- A recent investigation found that some popular VPN apps were secretly sending customer data to Sensor Tower, an analytics firm.
- The developers tricked users into installing root certificates to bypass the limitation set by the Google and Apple stores, allowing full access to users’ devices.
- Google and Apple have removed the apps from their stores, but current users are also asked to uninstall them immediately.
- Subscribe to the Gate Checked newsletter for daily travel and aviation updates.
It’s easy to want to jump on free Wi-Fi networks (whether it be at the airport, train station, hotel or restaurant) while traveling as you may not always have the option of an affordable roaming plan. Using open networks puts your devices at more risk as hackers could try to intercept data transmissions between yourself and the requested websites or services.
As a result, there has been a big push for the use of virtual private networks (VPN) as it creates a virtual pipeline between your device and whatever website or service you are trying to access, protecting all your details including passwords, credit card numbers, and e-mail addresses. The information is routed securely through the VPN’s server, making it extremely harder for hackers to make sense of whatever information is being sent or received.
The problem with this is that you the still have a weak link at the VPN’s end. In theory, the expectation is that VPN providers operate with the best interest of its customers in mind, by implementing policies such as not logging customer data, providing extremely secure proxy servers, hiding the users’ origin IP addresses and providing a kill switch should their service be interrupted for whatever reason.
Unfortunately not all providers operate this way, as pointed out by a recent BuzzFeed News investigation. They discovered that a number of popular VPN and ad blocking apps have been secretly sending data associated with millions of users, to tech analytics platform Sensor Tower. Four of the highlighted apps include:
- Adblock Focus (Android and iOS)
- Free and Unlimited VPN (Android)
- Luna VPN (Android and iOS)
- Mobile Data (Android)
What was most disturbing was that when a user installed these apps, they were further required to install a root certificate from an external website which allowed the app developer to gain root access to phone or tablet.

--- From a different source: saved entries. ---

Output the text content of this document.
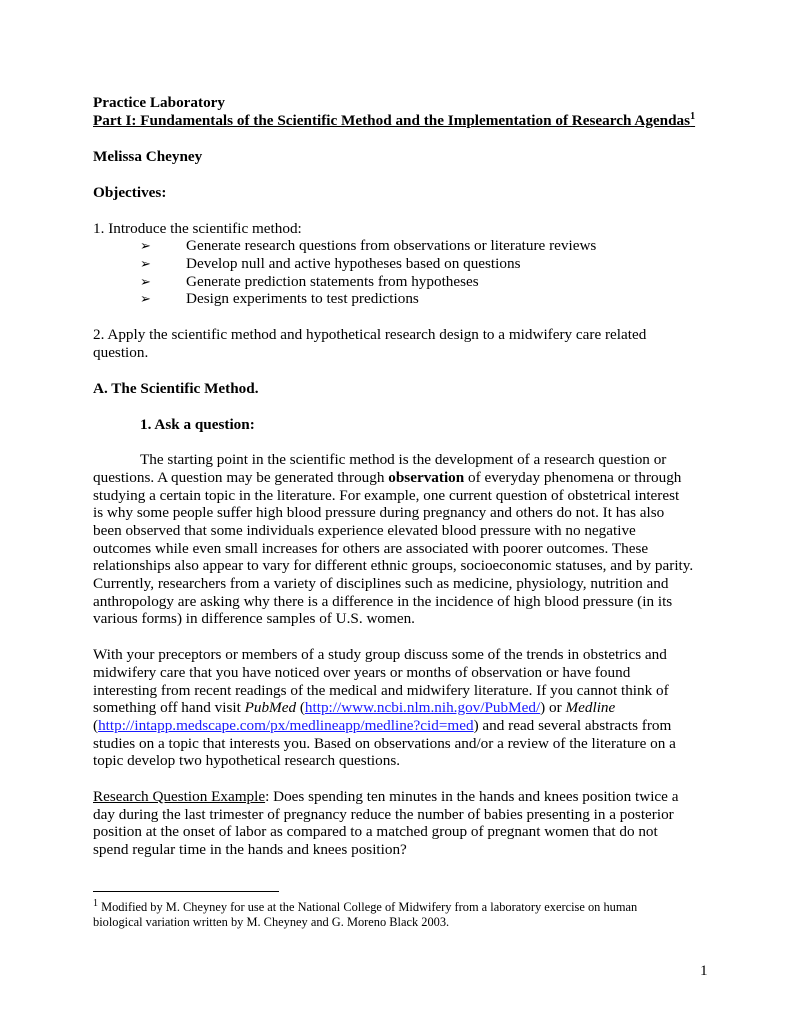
Practice Laboratory
Part I: Fundamentals of the Scientific Method and the Implementation of Research Agendas$^1$
Melissa Cheyney
Objectives:
1. Introduce the scientific method:
➢ Generate research questions from observations or literature reviews
➢ Develop null and active hypotheses based on questions
➢ Generate prediction statements from hypotheses
➢ Design experiments to test predictions
2. Apply the scientific method and hypothetical research design to a midwifery care related
question.
A. The Scientific Method.
1. Ask a question:
The starting point in the scientific method is the development of a research question or
questions. A question may be generated through observation of everyday phenomena or through
studying a certain topic in the literature. For example, one current question of obstetrical interest
is why some people suffer high blood pressure during pregnancy and others do not. It has also
been observed that some individuals experience elevated blood pressure with no negative
outcomes while even small increases for others are associated with poorer outcomes. These
relationships also appear to vary for different ethnic groups, socioeconomic statuses, and by parity.
Currently, researchers from a variety of disciplines such as medicine, physiology, nutrition and
anthropology are asking why there is a difference in the incidence of high blood pressure (in its
various forms) in difference samples of U.S. women.
With your preceptors or members of a study group discuss some of the trends in obstetrics and
midwifery care that you have noticed over years or months of observation or have found
interesting from recent readings of the medical and midwifery literature. If you cannot think of
something off hand visit PubMed (http://www.ncbi.nlm.nih.gov/PubMed/) or Medline
(http://intapp.medscape.com/px/medlineapp/medline?cid=med) and read several abstracts from
studies on a topic that interests you. Based on observations and/or a review of the literature on a
topic develop two hypothetical research questions.
Research Question Example: Does spending ten minutes in the hands and knees position twice a
day during the last trimester of pregnancy reduce the number of babies presenting in a posterior
position at the onset of labor as compared to a matched group of pregnant women that do not
spend regular time in the hands and knees position?
$^1$ Modified by M. Cheyney for use at the National College of Midwifery from a laboratory exercise on human
biological variation written by M. Cheyney and G. Moreno Black 2003.
1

This essentially gave the developers full access to users’ devices, as they could access stored files, installed apps, and view incoming and outgoing data, among other top level privileges.
Apps on the Play and App Stores are not allowed to have this kind of access, which is why the developers implemented the work around, exposing the user’s data and storage habits to the developer.

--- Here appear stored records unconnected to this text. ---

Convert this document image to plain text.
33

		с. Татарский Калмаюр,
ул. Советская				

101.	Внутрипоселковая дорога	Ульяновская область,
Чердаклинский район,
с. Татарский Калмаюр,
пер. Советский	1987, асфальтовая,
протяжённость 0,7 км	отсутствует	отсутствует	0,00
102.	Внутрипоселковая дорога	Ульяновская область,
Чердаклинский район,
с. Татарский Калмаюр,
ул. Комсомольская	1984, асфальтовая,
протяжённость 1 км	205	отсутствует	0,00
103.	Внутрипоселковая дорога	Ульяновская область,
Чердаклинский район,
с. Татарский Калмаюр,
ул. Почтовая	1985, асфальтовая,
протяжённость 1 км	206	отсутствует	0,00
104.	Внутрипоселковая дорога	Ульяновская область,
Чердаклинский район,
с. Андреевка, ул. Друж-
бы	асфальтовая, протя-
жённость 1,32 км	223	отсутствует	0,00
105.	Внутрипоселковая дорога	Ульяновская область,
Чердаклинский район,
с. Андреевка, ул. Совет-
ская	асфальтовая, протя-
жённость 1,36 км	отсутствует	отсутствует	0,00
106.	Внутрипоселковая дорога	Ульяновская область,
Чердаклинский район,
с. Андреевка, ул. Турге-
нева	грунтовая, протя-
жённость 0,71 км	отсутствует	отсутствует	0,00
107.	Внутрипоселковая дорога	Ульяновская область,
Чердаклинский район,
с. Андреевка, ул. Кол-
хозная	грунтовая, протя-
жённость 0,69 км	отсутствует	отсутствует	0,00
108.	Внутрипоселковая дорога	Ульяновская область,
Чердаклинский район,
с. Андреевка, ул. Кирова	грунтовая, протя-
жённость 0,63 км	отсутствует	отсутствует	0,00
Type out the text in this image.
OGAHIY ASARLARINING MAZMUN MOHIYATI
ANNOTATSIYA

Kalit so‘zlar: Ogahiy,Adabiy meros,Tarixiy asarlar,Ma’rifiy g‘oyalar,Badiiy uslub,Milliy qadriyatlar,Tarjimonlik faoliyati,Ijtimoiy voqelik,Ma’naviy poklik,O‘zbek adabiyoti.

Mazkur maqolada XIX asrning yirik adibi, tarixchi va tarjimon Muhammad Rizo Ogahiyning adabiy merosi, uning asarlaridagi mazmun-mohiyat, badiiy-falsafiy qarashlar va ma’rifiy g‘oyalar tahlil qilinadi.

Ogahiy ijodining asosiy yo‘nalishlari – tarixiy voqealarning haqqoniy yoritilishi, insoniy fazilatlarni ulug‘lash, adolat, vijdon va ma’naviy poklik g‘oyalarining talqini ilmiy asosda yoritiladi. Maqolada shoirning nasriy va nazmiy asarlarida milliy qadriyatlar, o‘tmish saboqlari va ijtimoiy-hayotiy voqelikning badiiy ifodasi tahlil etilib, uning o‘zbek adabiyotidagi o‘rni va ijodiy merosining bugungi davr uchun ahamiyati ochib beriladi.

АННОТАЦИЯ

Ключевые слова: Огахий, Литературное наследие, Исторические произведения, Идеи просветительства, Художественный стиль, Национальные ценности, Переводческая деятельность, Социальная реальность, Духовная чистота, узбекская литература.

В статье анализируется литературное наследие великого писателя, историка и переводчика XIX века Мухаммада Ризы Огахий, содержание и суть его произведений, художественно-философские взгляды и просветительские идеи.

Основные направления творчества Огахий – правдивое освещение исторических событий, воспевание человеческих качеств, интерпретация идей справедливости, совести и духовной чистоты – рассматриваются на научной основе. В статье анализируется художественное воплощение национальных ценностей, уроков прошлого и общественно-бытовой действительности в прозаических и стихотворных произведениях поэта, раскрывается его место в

The developers also cleverly disguised the requirement, promising additional features such as no YouTube ads.
Sensor Tower provides mobile analytical data including information about usage, store trends, advertising spending and much more.

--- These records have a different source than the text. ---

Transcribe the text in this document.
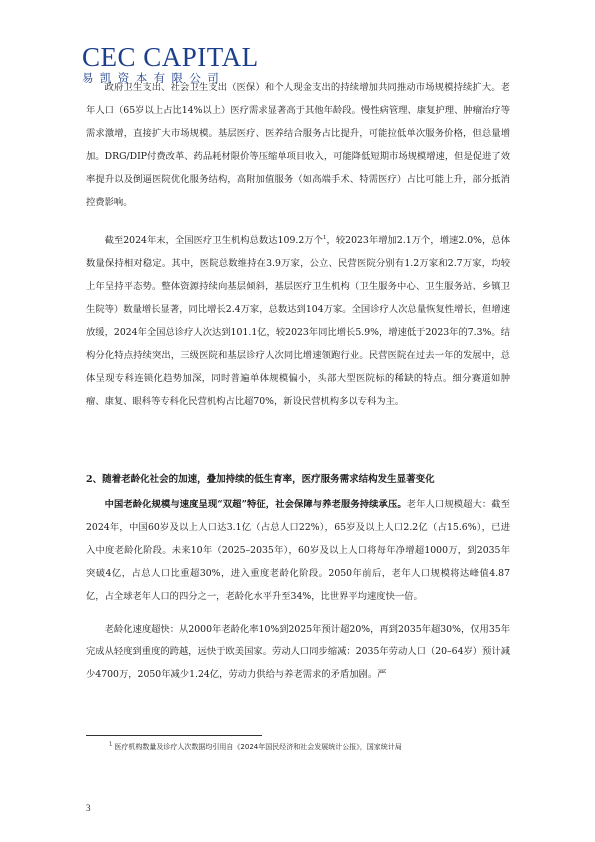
CEC CAPITAL
易凯资本有限公司

政府卫生支出、社会卫生支出（医保）和个人现金支出的持续增加共同推动市场规模持续扩大。老年人口（65岁以上占比14%以上）医疗需求显著高于其他年龄段。慢性病管理、康复护理、肿瘤治疗等需求激增，直接扩大市场规模。基层医疗、医养结合服务占比提升，可能拉低单次服务价格，但总量增加。DRG/DIP付费改革、药品耗材限价等压缩单项目收入，可能降低短期市场规模增速，但是促进了效率提升以及倒逼医院优化服务结构，高附加值服务（如高端手术、特需医疗）占比可能上升，部分抵消控费影响。

截至2024年末，全国医疗卫生机构总数达109.2万个$^1$，较2023年增加2.1万个，增速2.0%，总体数量保持相对稳定。其中，医院总数维持在3.9万家，公立、民营医院分别有1.2万家和2.7万家，均较上年呈持平态势。整体资源持续向基层倾斜，基层医疗卫生机构（卫生服务中心、卫生服务站、乡镇卫生院等）数量增长显著，同比增长2.4万家，总数达到104万家。全国诊疗人次总量恢复性增长，但增速放缓，2024年全国总诊疗人次达到101.1亿，较2023年同比增长5.9%，增速低于2023年的7.3%。结构分化特点持续突出，三级医院和基层诊疗人次同比增速领跑行业。民营医院在过去一年的发展中，总体呈现专科连锁化趋势加深，同时普遍单体规模偏小，头部大型医院标的稀缺的特点。细分赛道如肿瘤、康复、眼科等专科化民营机构占比超70%，新设民营机构多以专科为主。

2、随着老龄化社会的加速，叠加持续的低生育率，医疗服务需求结构发生显著变化

中国老龄化规模与速度呈现“双超”特征，社会保障与养老服务持续承压。老年人口规模超大：截至2024年，中国60岁及以上人口达3.1亿（占总人口22%），65岁及以上人口2.2亿（占15.6%），已进入中度老龄化阶段。未来10年（2025–2035年），60岁及以上人口将每年净增超1000万，到2035年突破4亿，占总人口比重超30%，进入重度老龄化阶段。2050年前后，老年人口规模将达峰值4.87亿，占全球老年人口的四分之一，老龄化水平升至34%，比世界平均速度快一倍。

老龄化速度超快：从2000年老龄化率10%到2025年预计超20%，再到2035年超30%，仅用35年完成从轻度到重度的跨越，远快于欧美国家。劳动人口同步缩减：2035年劳动人口（20–64岁）预计减少4700万，2050年减少1.24亿，劳动力供给与养老需求的矛盾加剧。严

$^1$ 医疗机构数量及诊疗人次数据均引用自《2024年国民经济和社会发展统计公报》，国家统计局
3
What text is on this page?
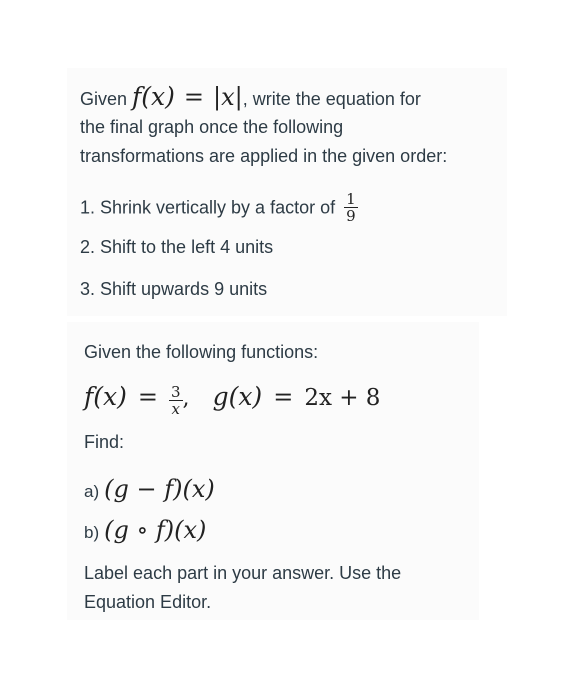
Given f(x) = |x|, write the equation for
the final graph once the following
transformations are applied in the given order:
1. Shrink vertically by a factor of $\frac{1}{9}$
2. Shift to the left 4 units
3. Shift upwards 9 units
Given the following functions:
$f(x) = \frac{3}{x}$ , g(x) = 2x + 8
Find:
a) (g − f)(x)
b) (g ∘ f)(x)
Label each part in your answer. Use the
Equation Editor.
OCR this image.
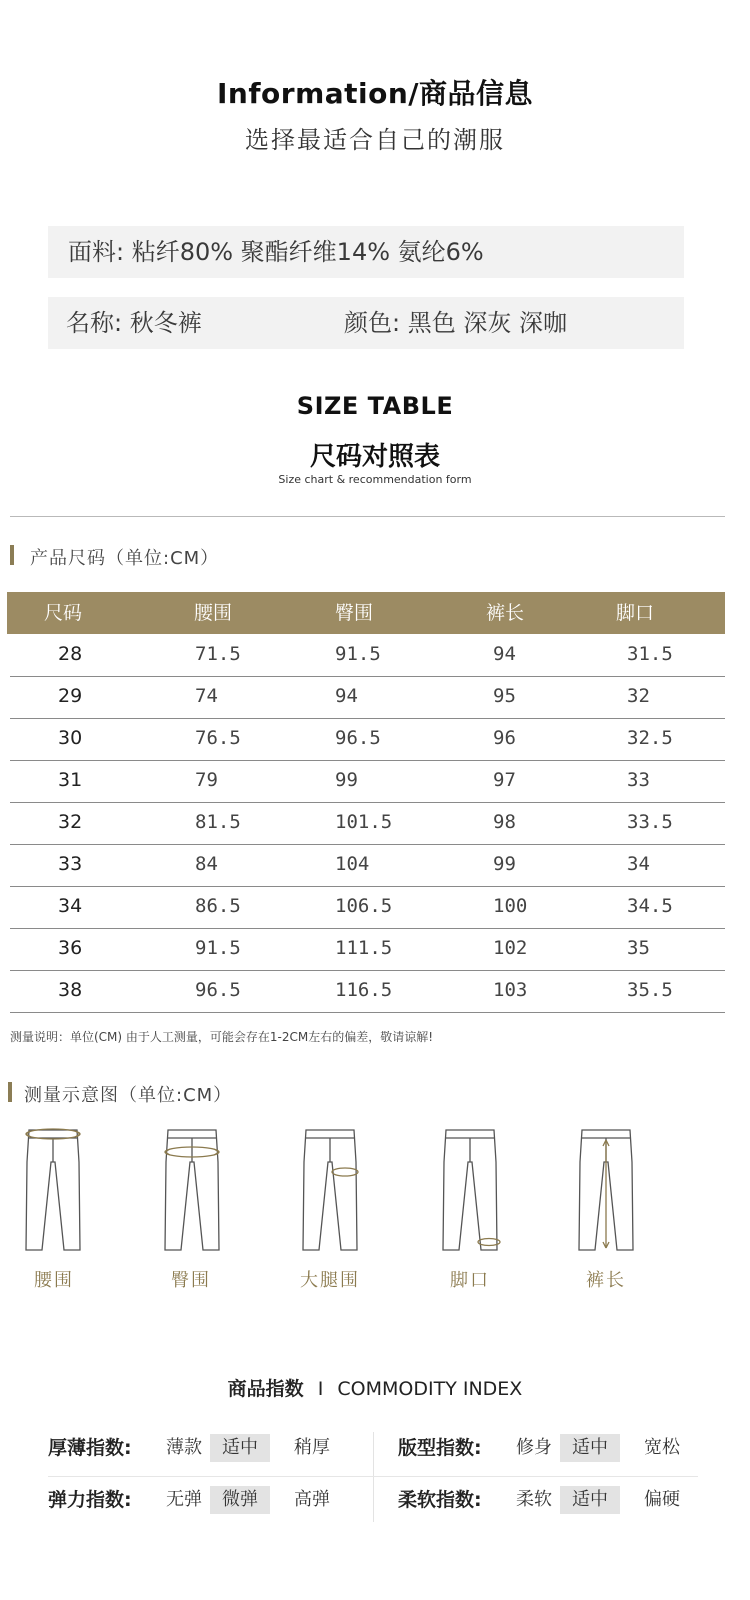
Information/商品信息
选择最适合自己的潮服
面料: 粘纤80% 聚酯纤维14% 氨纶6%
名称: 秋冬裤	颜色: 黑色 深灰 深咖
SIZE TABLE
尺码对照表
Size chart & recommendation form
产品尺码（单位:CM）
尺码	腰围	臀围	裤长	脚口
28	71.5	91.5	94	31.5
29	74	94	95	32
30	76.5	96.5	96	32.5
31	79	99	97	33
32	81.5	101.5	98	33.5
33	84	104	99	34
34	86.5	106.5	100	34.5
36	91.5	111.5	102	35
38	96.5	116.5	103	35.5
测量说明：单位(CM) 由于人工测量，可能会存在1-2CM左右的偏差，敬请谅解!
测量示意图（单位:CM）
腰围	臀围	大腿围	脚口	裤长
商品指数 I COMMODITY INDEX
厚薄指数:	薄款	适中	稍厚	版型指数:	修身	适中	宽松
弹力指数:	无弹	微弹	高弹	柔软指数:	柔软	适中	偏硬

Google and Apple have since removed the apps from their respective stores and are investigating the claims made by Buzzfeed.
As suggested by LifeHacker, these apps should be removed immediately if they are on your phone or tablet. They also recommend checking permissions on other VPN or ad blocking apps because even “normal” permissions may be too intrusive. For instance, access to your microphone or camera are definitely not required for VPNs to be functional.